While Jennifer understands that every case of autism is not the same, and that autism cannot always be healed or reversed, she shares her and Matthew’s story to give hope to other parents with autistic children, to validate their own feelings of frustration, despair, and hope, and to present an uncensored portrait of what daily life is with an autistic child—what to expect, what to do and not do, and why you must never give up hope. Here is one example of a typical day for Jennifer and Matthew as described in the book:
“Our day would begin with pushing the same seven or eight cars back and forth to each other down the hallway, and if I allowed it, this activity would last for hours. Then, Matthew would line up twenty cars in the exact same order on the windowsill and proceed to lay on the ground and drive them while watching the wheels spin on the floor. Then, we watched the exact same cartoons, ate the exact same food, i.e., Cheerios, and bounced on my bed, dancing to the exact same song on his radio over and over again. His nightly bedtime routine included nine different rituals that had to be completed before he could lie down—some were so precise that if he missed one step, he would have to start the process all over again! ‘Kill me now!’ I would think to myself. ‘Really, Matthew?’”
In such passages, Jennifer’s attempts to enjoy time with her child, as well as her boredom and frustration, are obvious.

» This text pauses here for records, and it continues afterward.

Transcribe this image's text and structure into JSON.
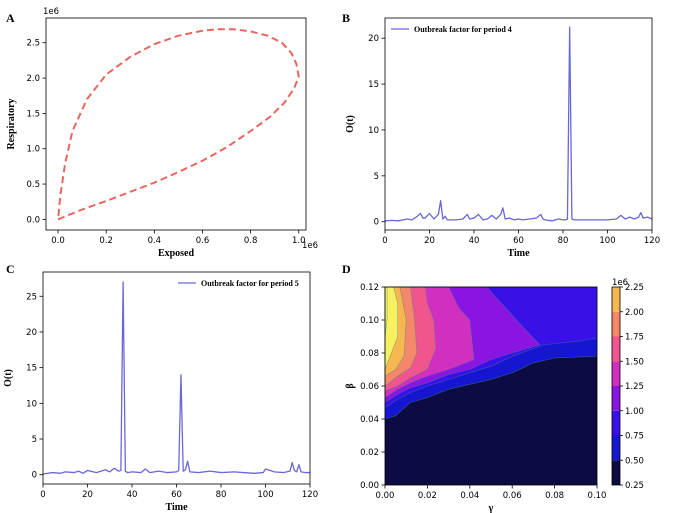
{
  "panels": {
    "a": {
      "letter": "A"
    },
    "b": {
      "letter": "B"
    },
    "c": {
      "letter": "C"
    },
    "d": {
      "letter": "D"
    }
  },
  "chart_data": [
    {
      "type": "line",
      "panel": "A",
      "xlabel": "Exposed",
      "ylabel": "Respiratory",
      "x_offset_label": "1e6",
      "y_offset_label": "1e6",
      "xlim": [
        -0.05,
        1.03
      ],
      "ylim": [
        -0.15,
        2.85
      ],
      "xticks": [
        0.0,
        0.2,
        0.4,
        0.6,
        0.8,
        1.0
      ],
      "xtick_labels": [
        "0.0",
        "0.2",
        "0.4",
        "0.6",
        "0.8",
        "1.0"
      ],
      "yticks": [
        0.0,
        0.5,
        1.0,
        1.5,
        2.0,
        2.5
      ],
      "ytick_labels": [
        "0.0",
        "0.5",
        "1.0",
        "1.5",
        "2.0",
        "2.5"
      ],
      "line_style": "dashed",
      "color": "#e8665e",
      "series": [
        {
          "x": [
            0.0,
            0.05,
            0.1,
            0.2,
            0.3,
            0.4,
            0.5,
            0.6,
            0.7,
            0.8,
            0.88,
            0.94,
            0.98,
            1.0,
            0.99,
            0.97,
            0.93,
            0.87,
            0.8,
            0.73,
            0.66,
            0.6,
            0.5,
            0.4,
            0.3,
            0.2,
            0.12,
            0.06,
            0.03,
            0.01,
            0.0
          ],
          "y": [
            0.0,
            0.07,
            0.14,
            0.26,
            0.39,
            0.52,
            0.67,
            0.83,
            1.02,
            1.25,
            1.45,
            1.65,
            1.85,
            2.02,
            2.2,
            2.35,
            2.5,
            2.6,
            2.66,
            2.69,
            2.69,
            2.67,
            2.6,
            2.48,
            2.3,
            2.05,
            1.7,
            1.25,
            0.8,
            0.35,
            0.0
          ]
        }
      ]
    },
    {
      "type": "line",
      "panel": "B",
      "xlabel": "Time",
      "ylabel": "O(t)",
      "xlim": [
        0,
        120
      ],
      "ylim": [
        -0.9,
        22.2
      ],
      "xticks": [
        0,
        20,
        40,
        60,
        80,
        100,
        120
      ],
      "xtick_labels": [
        "0",
        "20",
        "40",
        "60",
        "80",
        "100",
        "120"
      ],
      "yticks": [
        0,
        5,
        10,
        15,
        20
      ],
      "ytick_labels": [
        "0",
        "5",
        "10",
        "15",
        "20"
      ],
      "color": "#6a67d8",
      "series": [
        {
          "name": "Outbreak factor for period 4",
          "x": [
            0,
            3,
            6,
            10,
            12,
            14,
            16,
            17,
            18,
            20,
            22,
            24,
            25,
            26,
            27,
            28,
            30,
            32,
            35,
            37,
            38,
            40,
            42,
            44,
            46,
            48,
            50,
            52,
            53,
            54,
            56,
            58,
            60,
            62,
            65,
            68,
            70,
            71,
            72,
            75,
            78,
            80,
            81,
            82,
            83,
            84,
            85,
            86,
            90,
            95,
            100,
            104,
            106,
            108,
            110,
            112,
            114,
            115,
            116,
            118,
            120
          ],
          "y": [
            0.1,
            0.15,
            0.1,
            0.3,
            0.2,
            0.5,
            0.9,
            0.4,
            0.4,
            0.9,
            0.3,
            0.8,
            2.3,
            0.3,
            0.6,
            0.2,
            0.2,
            0.2,
            0.3,
            0.8,
            0.3,
            0.4,
            0.8,
            0.2,
            0.3,
            0.7,
            0.3,
            0.8,
            1.5,
            0.3,
            0.4,
            0.2,
            0.3,
            0.2,
            0.3,
            0.4,
            0.8,
            0.3,
            0.2,
            0.1,
            0.3,
            0.2,
            0.2,
            0.3,
            21.2,
            0.3,
            0.2,
            0.2,
            0.2,
            0.2,
            0.2,
            0.3,
            0.7,
            0.3,
            0.5,
            0.3,
            0.5,
            1.0,
            0.4,
            0.5,
            0.3
          ]
        }
      ]
    },
    {
      "type": "line",
      "panel": "C",
      "xlabel": "Time",
      "ylabel": "O(t)",
      "xlim": [
        0,
        120
      ],
      "ylim": [
        -1.3,
        28.4
      ],
      "xticks": [
        0,
        20,
        40,
        60,
        80,
        100,
        120
      ],
      "xtick_labels": [
        "0",
        "20",
        "40",
        "60",
        "80",
        "100",
        "120"
      ],
      "yticks": [
        0,
        5,
        10,
        15,
        20,
        25
      ],
      "ytick_labels": [
        "0",
        "5",
        "10",
        "15",
        "20",
        "25"
      ],
      "color": "#6a67d8",
      "series": [
        {
          "name": "Outbreak factor for period 5",
          "x": [
            0,
            4,
            8,
            10,
            14,
            16,
            18,
            20,
            24,
            28,
            30,
            32,
            34,
            35,
            36,
            37,
            38,
            40,
            44,
            46,
            48,
            52,
            56,
            60,
            61,
            62,
            63,
            64,
            65,
            66,
            70,
            75,
            80,
            86,
            90,
            95,
            99,
            100,
            104,
            108,
            111,
            112,
            113,
            114,
            115,
            116,
            118,
            120
          ],
          "y": [
            0.1,
            0.3,
            0.2,
            0.4,
            0.3,
            0.5,
            0.2,
            0.6,
            0.3,
            0.7,
            0.4,
            0.9,
            0.5,
            0.6,
            27.0,
            0.5,
            0.3,
            0.4,
            0.3,
            0.8,
            0.3,
            0.5,
            0.3,
            0.4,
            0.6,
            14.0,
            0.5,
            0.7,
            1.9,
            0.4,
            0.3,
            0.5,
            0.3,
            0.4,
            0.3,
            0.2,
            0.3,
            0.8,
            0.4,
            0.3,
            0.5,
            1.7,
            0.6,
            0.4,
            1.4,
            0.4,
            0.3,
            0.3
          ]
        }
      ]
    },
    {
      "type": "heatmap",
      "panel": "D",
      "xlabel": "γ",
      "ylabel": "β",
      "xlim": [
        0,
        0.1
      ],
      "ylim": [
        0,
        0.12
      ],
      "xticks": [
        0,
        0.02,
        0.04,
        0.06,
        0.08,
        0.1
      ],
      "xtick_labels": [
        "0.00",
        "0.02",
        "0.04",
        "0.06",
        "0.08",
        "0.10"
      ],
      "yticks": [
        0,
        0.02,
        0.04,
        0.06,
        0.08,
        0.1,
        0.12
      ],
      "ytick_labels": [
        "0.00",
        "0.02",
        "0.04",
        "0.06",
        "0.08",
        "0.10",
        "0.12"
      ],
      "colorbar": {
        "offset_label": "1e6",
        "ticks": [
          0.25,
          0.5,
          0.75,
          1.0,
          1.25,
          1.5,
          1.75,
          2.0,
          2.25
        ],
        "tick_labels": [
          "0.25",
          "0.50",
          "0.75",
          "1.00",
          "1.25",
          "1.50",
          "1.75",
          "2.00",
          "2.25"
        ],
        "colors": [
          "#0c0b44",
          "#1616d0",
          "#3a10e8",
          "#8a15e0",
          "#d02fc0",
          "#f0558e",
          "#f5876a",
          "#f7b750",
          "#f8f060"
        ]
      },
      "contours": [
        {
          "level": 0.25,
          "boundary": [
            [
              0.0,
              0.04
            ],
            [
              0.005,
              0.042
            ],
            [
              0.012,
              0.05
            ],
            [
              0.02,
              0.053
            ],
            [
              0.03,
              0.058
            ],
            [
              0.04,
              0.061
            ],
            [
              0.05,
              0.064
            ],
            [
              0.06,
              0.068
            ],
            [
              0.07,
              0.074
            ],
            [
              0.08,
              0.077
            ],
            [
              0.1,
              0.078
            ]
          ]
        },
        {
          "level": 0.5,
          "boundary": [
            [
              0.0,
              0.047
            ],
            [
              0.006,
              0.052
            ],
            [
              0.012,
              0.056
            ],
            [
              0.02,
              0.06
            ],
            [
              0.03,
              0.064
            ],
            [
              0.04,
              0.068
            ],
            [
              0.05,
              0.072
            ],
            [
              0.06,
              0.078
            ],
            [
              0.075,
              0.085
            ],
            [
              0.09,
              0.087
            ],
            [
              0.1,
              0.089
            ]
          ]
        },
        {
          "level": 0.75,
          "boundary": [
            [
              0.0,
              0.05
            ],
            [
              0.006,
              0.055
            ],
            [
              0.012,
              0.059
            ],
            [
              0.02,
              0.062
            ],
            [
              0.03,
              0.067
            ],
            [
              0.04,
              0.07
            ],
            [
              0.05,
              0.076
            ],
            [
              0.06,
              0.08
            ],
            [
              0.073,
              0.085
            ],
            [
              0.062,
              0.1
            ],
            [
              0.048,
              0.12
            ]
          ]
        },
        {
          "level": 1.0,
          "boundary": [
            [
              0.0,
              0.053
            ],
            [
              0.006,
              0.058
            ],
            [
              0.012,
              0.062
            ],
            [
              0.02,
              0.066
            ],
            [
              0.03,
              0.07
            ],
            [
              0.042,
              0.076
            ],
            [
              0.04,
              0.1
            ],
            [
              0.035,
              0.107
            ],
            [
              0.03,
              0.12
            ]
          ]
        },
        {
          "level": 1.25,
          "boundary": [
            [
              0.0,
              0.057
            ],
            [
              0.006,
              0.06
            ],
            [
              0.012,
              0.065
            ],
            [
              0.02,
              0.07
            ],
            [
              0.024,
              0.083
            ],
            [
              0.023,
              0.1
            ],
            [
              0.02,
              0.11
            ],
            [
              0.019,
              0.12
            ]
          ]
        },
        {
          "level": 1.5,
          "boundary": [
            [
              0.0,
              0.06
            ],
            [
              0.006,
              0.066
            ],
            [
              0.012,
              0.071
            ],
            [
              0.015,
              0.08
            ],
            [
              0.014,
              0.1
            ],
            [
              0.012,
              0.12
            ]
          ]
        },
        {
          "level": 1.75,
          "boundary": [
            [
              0.0,
              0.066
            ],
            [
              0.005,
              0.07
            ],
            [
              0.009,
              0.078
            ],
            [
              0.01,
              0.1
            ],
            [
              0.007,
              0.12
            ]
          ]
        },
        {
          "level": 2.0,
          "boundary": [
            [
              0.0,
              0.07
            ],
            [
              0.003,
              0.08
            ],
            [
              0.006,
              0.09
            ],
            [
              0.006,
              0.11
            ],
            [
              0.004,
              0.12
            ]
          ]
        },
        {
          "level": 2.25,
          "boundary": [
            [
              0.0,
              0.09
            ],
            [
              0.001,
              0.1
            ],
            [
              0.001,
              0.12
            ]
          ]
        }
      ]
    }
  ]
}
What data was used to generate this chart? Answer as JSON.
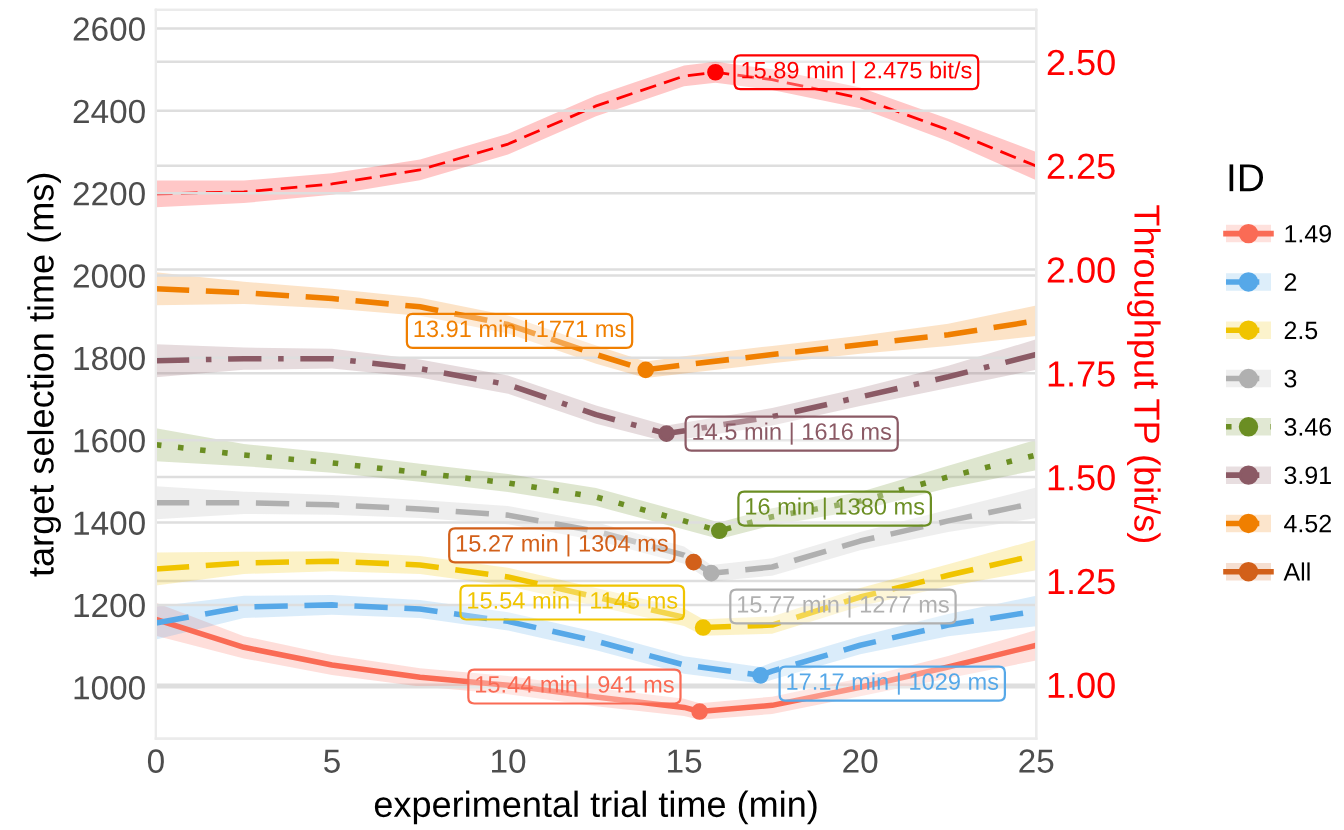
{
  "chart_data": {
    "type": "line",
    "xlabel": "experimental trial time (min)",
    "ylabel": "target selection time (ms)",
    "y2label": "Throughput TP (bit/s)",
    "legend_title": "ID",
    "legend": "right",
    "grid": true,
    "xlim": [
      0,
      25
    ],
    "xticks": [
      0,
      5,
      10,
      15,
      20,
      25
    ],
    "ylim": [
      875,
      2645
    ],
    "yticks": [
      1000,
      1200,
      1400,
      1600,
      1800,
      2000,
      2200,
      2400,
      2600
    ],
    "y2lim": [
      0.87,
      2.625
    ],
    "y2ticks": [
      {
        "value": 1.0,
        "label": "1.00"
      },
      {
        "value": 1.25,
        "label": "1.25"
      },
      {
        "value": 1.5,
        "label": "1.50"
      },
      {
        "value": 1.75,
        "label": "1.75"
      },
      {
        "value": 2.0,
        "label": "2.00"
      },
      {
        "value": 2.25,
        "label": "2.25"
      },
      {
        "value": 2.5,
        "label": "2.50"
      }
    ],
    "series": [
      {
        "name": "1.49",
        "color": "#fa6b55",
        "line_style": "solid",
        "x": [
          0,
          2.5,
          5,
          7.5,
          10,
          12.5,
          15,
          15.44,
          17.5,
          20,
          22.5,
          25
        ],
        "values": [
          1165,
          1097,
          1054,
          1024,
          1005,
          976,
          951,
          941,
          956,
          1000,
          1049,
          1102
        ],
        "lower": [
          1125,
          1070,
          1030,
          1002,
          983,
          954,
          930,
          921,
          935,
          978,
          1022,
          1065
        ],
        "upper": [
          1205,
          1124,
          1078,
          1046,
          1027,
          998,
          972,
          961,
          977,
          1022,
          1076,
          1139
        ],
        "value_labels": [
          null,
          null,
          null,
          null,
          null,
          null,
          null,
          "15.44 min | 941 ms",
          null,
          null,
          null,
          null
        ]
      },
      {
        "name": "2",
        "color": "#56a8e8",
        "line_style": "dashed",
        "x": [
          0,
          2.5,
          5,
          7.5,
          10,
          12.5,
          15,
          17.17,
          17.5,
          20,
          22.5,
          25
        ],
        "values": [
          1156,
          1195,
          1200,
          1190,
          1160,
          1112,
          1054,
          1029,
          1039,
          1102,
          1151,
          1185
        ],
        "lower": [
          1116,
          1168,
          1176,
          1168,
          1138,
          1090,
          1033,
          1009,
          1018,
          1080,
          1124,
          1148
        ],
        "upper": [
          1196,
          1222,
          1224,
          1212,
          1182,
          1134,
          1075,
          1049,
          1060,
          1124,
          1178,
          1222
        ],
        "value_labels": [
          null,
          null,
          null,
          null,
          null,
          null,
          null,
          "17.17 min | 1029 ms",
          null,
          null,
          null,
          null
        ]
      },
      {
        "name": "2.5",
        "color": "#f0c400",
        "line_style": "dashed",
        "x": [
          0,
          2.5,
          5,
          7.5,
          10,
          12.5,
          15,
          15.54,
          17.5,
          20,
          22.5,
          25
        ],
        "values": [
          1287,
          1302,
          1306,
          1297,
          1268,
          1219,
          1170,
          1145,
          1151,
          1219,
          1272,
          1321
        ],
        "lower": [
          1247,
          1275,
          1282,
          1275,
          1246,
          1197,
          1149,
          1125,
          1130,
          1197,
          1245,
          1284
        ],
        "upper": [
          1327,
          1329,
          1330,
          1319,
          1290,
          1241,
          1191,
          1165,
          1172,
          1241,
          1299,
          1358
        ],
        "value_labels": [
          null,
          null,
          null,
          null,
          null,
          null,
          null,
          "15.54 min | 1145 ms",
          null,
          null,
          null,
          null
        ]
      },
      {
        "name": "3",
        "color": "#b0b0b0",
        "line_style": "dashed",
        "x": [
          0,
          2.5,
          5,
          7.5,
          10,
          12.5,
          15,
          15.77,
          17.5,
          20,
          22.5,
          25
        ],
        "values": [
          1448,
          1448,
          1443,
          1433,
          1418,
          1379,
          1321,
          1277,
          1292,
          1355,
          1404,
          1448
        ],
        "lower": [
          1408,
          1421,
          1419,
          1411,
          1396,
          1357,
          1300,
          1257,
          1271,
          1333,
          1377,
          1411
        ],
        "upper": [
          1488,
          1475,
          1467,
          1455,
          1440,
          1401,
          1342,
          1297,
          1313,
          1377,
          1431,
          1485
        ],
        "value_labels": [
          null,
          null,
          null,
          null,
          null,
          null,
          null,
          "15.77 min | 1277 ms",
          null,
          null,
          null,
          null
        ]
      },
      {
        "name": "3.46",
        "color": "#6b8e23",
        "line_style": "dotted",
        "x": [
          0,
          2.5,
          5,
          7.5,
          10,
          12.5,
          15,
          16,
          17.5,
          20,
          22.5,
          25
        ],
        "values": [
          1589,
          1564,
          1545,
          1521,
          1496,
          1462,
          1404,
          1380,
          1414,
          1452,
          1511,
          1564
        ],
        "lower": [
          1549,
          1537,
          1521,
          1499,
          1474,
          1440,
          1383,
          1360,
          1393,
          1430,
          1484,
          1527
        ],
        "upper": [
          1629,
          1591,
          1569,
          1543,
          1518,
          1484,
          1425,
          1400,
          1435,
          1474,
          1538,
          1601
        ],
        "value_labels": [
          null,
          null,
          null,
          null,
          null,
          null,
          null,
          "16 min | 1380 ms",
          null,
          null,
          null,
          null
        ]
      },
      {
        "name": "3.91",
        "color": "#8b5a65",
        "line_style": "dashdot",
        "x": [
          0,
          2.5,
          5,
          7.5,
          10,
          12.5,
          14.5,
          17.5,
          20,
          22.5,
          25
        ],
        "values": [
          1793,
          1798,
          1798,
          1774,
          1735,
          1662,
          1616,
          1657,
          1705,
          1754,
          1808
        ],
        "lower": [
          1753,
          1771,
          1774,
          1752,
          1713,
          1640,
          1596,
          1636,
          1683,
          1727,
          1771
        ],
        "upper": [
          1833,
          1825,
          1822,
          1796,
          1757,
          1684,
          1636,
          1678,
          1727,
          1781,
          1845
        ],
        "value_labels": [
          null,
          null,
          null,
          null,
          null,
          null,
          "14.5 min | 1616 ms",
          null,
          null,
          null,
          null
        ]
      },
      {
        "name": "4.52",
        "color": "#f07f00",
        "line_style": "dashed",
        "x": [
          0,
          2.5,
          5,
          7.5,
          10,
          12.5,
          13.91,
          15,
          17.5,
          20,
          22.5,
          25
        ],
        "values": [
          1968,
          1958,
          1944,
          1924,
          1881,
          1808,
          1771,
          1783,
          1808,
          1832,
          1856,
          1890
        ],
        "lower": [
          1928,
          1931,
          1920,
          1902,
          1859,
          1786,
          1751,
          1762,
          1787,
          1810,
          1829,
          1853
        ],
        "upper": [
          2008,
          1985,
          1968,
          1946,
          1903,
          1830,
          1791,
          1804,
          1829,
          1854,
          1883,
          1927
        ],
        "value_labels": [
          null,
          null,
          null,
          null,
          null,
          null,
          "13.91 min | 1771 ms",
          null,
          null,
          null,
          null,
          null
        ]
      },
      {
        "name": "All",
        "type": "scatter",
        "color": "#d2601a",
        "x": [
          15.27
        ],
        "values": [
          1304
        ],
        "value_labels": [
          "15.27 min | 1304 ms"
        ]
      },
      {
        "axis": "y2",
        "color": "#ff0000",
        "line_style": "dashed",
        "x": [
          0,
          2.5,
          5,
          7.5,
          10,
          12.5,
          15,
          15.89,
          17.5,
          20,
          22.5,
          25
        ],
        "values": [
          2.182,
          2.187,
          2.206,
          2.24,
          2.302,
          2.394,
          2.466,
          2.475,
          2.457,
          2.413,
          2.336,
          2.249
        ],
        "lower": [
          2.15,
          2.16,
          2.18,
          2.215,
          2.277,
          2.369,
          2.441,
          2.45,
          2.432,
          2.388,
          2.309,
          2.215
        ],
        "upper": [
          2.214,
          2.214,
          2.232,
          2.265,
          2.327,
          2.419,
          2.491,
          2.5,
          2.482,
          2.438,
          2.363,
          2.283
        ],
        "value_labels": [
          null,
          null,
          null,
          null,
          null,
          null,
          null,
          "15.89 min | 2.475 bit/s",
          null,
          null,
          null,
          null
        ]
      }
    ]
  }
}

Part of the beauty of Goodbye, Short Bus is that Jennifer lets parents know it’s okay to have whatever feelings they have, so long as they then find constructive ways to release those feelings rather than let them lead to depression, a failed marriage, or frustration with your child. She is especially honest about the toll the situation took on her marriage—80 percent of marriages where a special needs child is involved end in divorce, and often, Jennifer feared her marriage would go in that direction, but she offers up how she and her husband learned to work as a team to care for Matthew and then their daughter Kate, and most importantly, how to communicate and be there for one another. One of the most heartwarming moments in the book is when Mike worked with Matthew to get him to say “I love you” to Jennifer on Mother’s Day.
Of course, these pages are also filled with information about autism and all the steps Jennifer took to find answers and help Matthew until today, when he lives life as a normal first-grader whom no one would ever suspect was once diagnosed with autism. Jennifer walks the reader through how this amazing transformation happened for her son, sharing her family’s experiences with therapists, teachers, counselors, and offering an insightful personal interview with Dr. Hatha Gbedawo, a female doctor at Vital Kids Medicine in Seattle, Washington. Jennifer also discusses how her own interest in naturopathic medicine led her to many of the answers she found. She includes a foreword by Jeanette Wake, OTR/L Occupational Therapist, one of the summer camp therapists who worked with Matthew, and she discusses the role that the Rosemary White clinic played in helping Matthew to live a normal life. Her experiences show that answers and solutions do exist when we search for them.
Anyone who is a parent, grandparent, friend or family member, teacher, doctor, or therapist to an autistic child will be able to relate to this book, find helpful information, and feel that there is someone else who understands and can confirm that you should never give up on the dream of a normal life for your child, because in the end, all the efforts are worthwhile.